AMERİKAN RÜYASININ KAPISI HOLLYWOOD

Sinema, yaşanılan anı tarih haline getirme ve toplumsal belleği güçlendirmede en önemli araçlardan biri haline gelmiştir. Sinema ortak iletişim alanı sağlamakta ve tüm sanatları kendisinde toplamaktadır. Ne var ki, sinemanın ekranlara yansıyan parlak ışığının ardında gizlenen karanlık yönünü de var. Amerikan sinemasına ışık tutan, hakikatlerin perdesini aralayan özel dosya haberin detaylarında.

AMERİKAN RÜYASININ KAPISI HOLLYWOOD

Hollywood kelimesi ikiye bölündüğünde kelime manası; "holly" çoban püskülü, "wood" ise odun, ağaç, orman, tahta ve koru gibi anlamları ifade eder. Hollywood ismi, Amerika'nın Kaliforniya Eyaleti'ndeki Los Angeles şehrinin bir semtinin adıdır. Adı adeta "Amerikan rüyası" ile özdeşleşen bu sihirli kelimenin kapağını açar, içine bakarsanız bir "kıyım makinesi" görürsünüz. Her yıl yüz binlerce; Amerikalı, Güney Amerikalı, Avrupalı velhasıl dünyanın dört bir köşesinden genç kızlar ve erkekler burada şanslarını denemek için akın ederler. Ancak çoğu; seks pazarının pençesine, uyuşturucu bataklığına ve psikolojik sorunların girdabına kapılarak yok olup giderler. Kalan küçük insan bakiyesi ise, şöhret basamaklarını tırmanmaya başlar ve yeşil dolar havuzunun içine düşerler.

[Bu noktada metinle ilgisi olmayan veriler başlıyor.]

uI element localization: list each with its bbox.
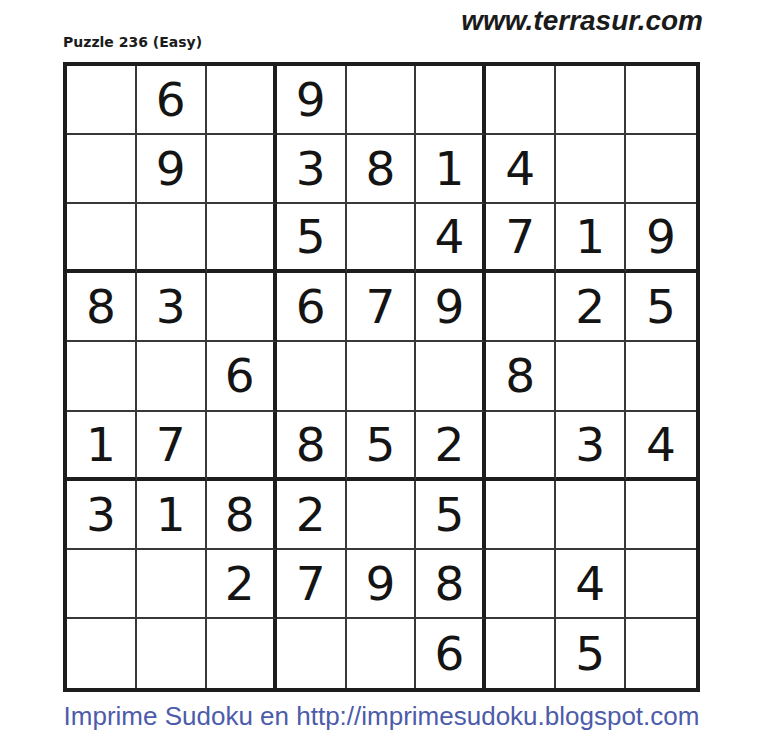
sudoku-cell-r2c4-given[interactable]: 3	[277, 135, 347, 204]
sudoku-cell-r9c3-empty[interactable]	[207, 619, 277, 688]
sudoku-cell-r4c4-given[interactable]: 6	[277, 273, 347, 342]
sudoku-cell-r5c8-empty[interactable]	[556, 342, 626, 411]
sudoku-cell-r7c7-empty[interactable]	[486, 481, 556, 550]
sudoku-cell-r2c9-empty[interactable]	[626, 135, 696, 204]
sudoku-cell-r6c2-given[interactable]: 7	[137, 412, 207, 481]
footer-credit: Imprime Sudoku en http://imprimesudoku.b…	[63, 701, 700, 732]
sudoku-cell-r2c6-given[interactable]: 1	[416, 135, 486, 204]
sudoku-cell-r3c7-given[interactable]: 7	[486, 204, 556, 273]
sudoku-cell-r3c3-empty[interactable]	[207, 204, 277, 273]
sudoku-cell-r5c9-empty[interactable]	[626, 342, 696, 411]
sudoku-cell-r5c5-empty[interactable]	[347, 342, 417, 411]
sudoku-cell-r4c1-given[interactable]: 8	[67, 273, 137, 342]
puzzle-title: Puzzle 236 (Easy)	[63, 34, 202, 50]
sudoku-cell-r2c2-given[interactable]: 9	[137, 135, 207, 204]
sudoku-cell-r6c8-given[interactable]: 3	[556, 412, 626, 481]
sudoku-cell-r7c8-empty[interactable]	[556, 481, 626, 550]
sudoku-cell-r6c9-given[interactable]: 4	[626, 412, 696, 481]
sudoku-cell-r9c4-empty[interactable]	[277, 619, 347, 688]
sudoku-cell-r4c5-given[interactable]: 7	[347, 273, 417, 342]
sudoku-cell-r8c1-empty[interactable]	[67, 550, 137, 619]
sudoku-cell-r2c1-empty[interactable]	[67, 135, 137, 204]
sudoku-cell-r4c2-given[interactable]: 3	[137, 273, 207, 342]
sudoku-cell-r4c6-given[interactable]: 9	[416, 273, 486, 342]
sudoku-cell-r3c9-given[interactable]: 9	[626, 204, 696, 273]
sudoku-cell-r1c6-empty[interactable]	[416, 66, 486, 135]
sudoku-cell-r5c7-given[interactable]: 8	[486, 342, 556, 411]
sudoku-cell-r8c2-empty[interactable]	[137, 550, 207, 619]
sudoku-cell-r3c1-empty[interactable]	[67, 204, 137, 273]
sudoku-cell-r8c7-empty[interactable]	[486, 550, 556, 619]
sudoku-cell-r6c1-given[interactable]: 1	[67, 412, 137, 481]
footer-credit-url[interactable]: http://imprimesudoku.blogspot.com	[296, 701, 699, 731]
sudoku-cell-r1c8-empty[interactable]	[556, 66, 626, 135]
sudoku-cell-r6c5-given[interactable]: 5	[347, 412, 417, 481]
sudoku-cell-r7c4-given[interactable]: 2	[277, 481, 347, 550]
sudoku-cell-r7c2-given[interactable]: 1	[137, 481, 207, 550]
sudoku-cell-r8c8-given[interactable]: 4	[556, 550, 626, 619]
sudoku-cell-r6c3-empty[interactable]	[207, 412, 277, 481]
sudoku-cell-r8c9-empty[interactable]	[626, 550, 696, 619]
sudoku-cell-r8c4-given[interactable]: 7	[277, 550, 347, 619]
sudoku-cell-r4c9-given[interactable]: 5	[626, 273, 696, 342]
footer-credit-text: Imprime Sudoku en	[64, 701, 297, 731]
sudoku-cell-r6c4-given[interactable]: 8	[277, 412, 347, 481]
sudoku-cell-r1c7-empty[interactable]	[486, 66, 556, 135]
sudoku-cell-r8c5-given[interactable]: 9	[347, 550, 417, 619]
sudoku-cell-r4c7-empty[interactable]	[486, 273, 556, 342]
sudoku-cell-r4c8-given[interactable]: 2	[556, 273, 626, 342]
sudoku-cell-r7c6-given[interactable]: 5	[416, 481, 486, 550]
sudoku-cell-r3c6-given[interactable]: 4	[416, 204, 486, 273]
sudoku-cell-r9c9-empty[interactable]	[626, 619, 696, 688]
sudoku-cell-r9c5-empty[interactable]	[347, 619, 417, 688]
sudoku-grid: 6993814547198367925681785234318252798465	[63, 62, 700, 692]
sudoku-cell-r9c2-empty[interactable]	[137, 619, 207, 688]
sudoku-cell-r5c4-empty[interactable]	[277, 342, 347, 411]
sudoku-cell-r2c8-empty[interactable]	[556, 135, 626, 204]
sudoku-cell-r3c5-empty[interactable]	[347, 204, 417, 273]
sudoku-cell-r3c2-empty[interactable]	[137, 204, 207, 273]
sudoku-cell-r5c3-given[interactable]: 6	[207, 342, 277, 411]
sudoku-cell-r7c9-empty[interactable]	[626, 481, 696, 550]
sudoku-cell-r3c8-given[interactable]: 1	[556, 204, 626, 273]
sudoku-cell-r3c4-given[interactable]: 5	[277, 204, 347, 273]
sudoku-cell-r1c2-given[interactable]: 6	[137, 66, 207, 135]
sudoku-cell-r9c6-given[interactable]: 6	[416, 619, 486, 688]
sudoku-cell-r1c1-empty[interactable]	[67, 66, 137, 135]
sudoku-cell-r5c1-empty[interactable]	[67, 342, 137, 411]
sudoku-cell-r7c5-empty[interactable]	[347, 481, 417, 550]
sudoku-cell-r7c3-given[interactable]: 8	[207, 481, 277, 550]
sudoku-cell-r2c3-empty[interactable]	[207, 135, 277, 204]
sudoku-cell-r1c3-empty[interactable]	[207, 66, 277, 135]
sudoku-cell-r7c1-given[interactable]: 3	[67, 481, 137, 550]
sudoku-cell-r8c6-given[interactable]: 8	[416, 550, 486, 619]
sudoku-cell-r6c7-empty[interactable]	[486, 412, 556, 481]
sudoku-cell-r5c6-empty[interactable]	[416, 342, 486, 411]
sudoku-cell-r1c4-given[interactable]: 9	[277, 66, 347, 135]
sudoku-cell-r1c9-empty[interactable]	[626, 66, 696, 135]
sudoku-cell-r2c7-given[interactable]: 4	[486, 135, 556, 204]
sudoku-cell-r9c7-empty[interactable]	[486, 619, 556, 688]
sudoku-cell-r9c1-empty[interactable]	[67, 619, 137, 688]
sudoku-cell-r5c2-empty[interactable]	[137, 342, 207, 411]
sudoku-cell-r1c5-empty[interactable]	[347, 66, 417, 135]
sudoku-cell-r4c3-empty[interactable]	[207, 273, 277, 342]
sudoku-cell-r9c8-given[interactable]: 5	[556, 619, 626, 688]
website-logo: www.terrasur.com	[461, 5, 703, 37]
sudoku-cell-r2c5-given[interactable]: 8	[347, 135, 417, 204]
sudoku-cell-r8c3-given[interactable]: 2	[207, 550, 277, 619]
sudoku-cell-r6c6-given[interactable]: 2	[416, 412, 486, 481]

Madonna'nın kaçmak isteyip de kurtulamadığı, nihayetinde hafızasını kaybettiği Hollywood filmleri günümüzde Wall Street ve neoliberal küreselleşmenin hizmetinde politik, kültürel, ekonomik ve askeri büyü sanatının muhteşem örnekleri olmaktadır.

Hollywood filmlerinde mutlaka Amerikan bayrağına ve kiliseye yer vardır. Bu filmler önce gözlerimizi kendine çeker, sonra kalbinizin odasından beyninize doğru bir yürüyüşe çıkarak bilinçaltınızın derinliğine yerleşir. Bir de bakmışsınız seyrettiğiniz filmin işlediği tema ile beyniniz aynı şeyleri söylemektedir. Bunun adı bilinçaltı işgalidir.

Tarih politik büyü sanatını kullanan örneklerden bolca söz ediyor. Günümüzde ise Hollywood filmleri politik, kültürel ve askeri büyü sanatının örmeklerini arzı endam ederek gösterilerini sunmaktadır.

1970’lerin sonundan itibaren, yedi milyar dolayındaki insan topyekûn, hızlı ve sağlıksız bir değişim ve dönüşüm yaşadı. Bu değişim ve dönüşümün en önemli motoru Amerikan film endüstrisinin merkezi olan Hollywood’dur. Bu merkezin kontrolünde imal edilen sinema filmleriyle televizyon dizileri tek tip insan yetiştirmek için, bilinçaltı etkilemesine yönelik projeleri çocuklardan yetişkinlere uygulamaya koydu. Çocukları erken buluğa erdiren, bilinçaltlarına sürekli cinsel içerikli algılar gönderen çizgi filmler  meydana getirildi.  

Medya sektörünün bir parçası olan Hollywood merkezli Amerikan film endüstrisi doğrudan görsel ve bilinçaltına yönelik operasyonlarıyla küresel çapta tek tip insan oluşturma hedefinde önemli ölçüde başarılı olmuştur. Buradaki en önemli nokta, kişiliğin modernite tarafından üretilmiş belli kalıpları ve anlayışı içine girmek mecburiyetinde olması ve bunun sonucunda yabancılaşma ile kendiliğinden giderek uzaklaşmasıdır. Bu uzaklaşma, modern insanın sonsuz kendini arama telaşına ve mevcut olduğu dünyanın gerçekliğinden çeşitli şekillerde kaçmasına sebep olmaktadır.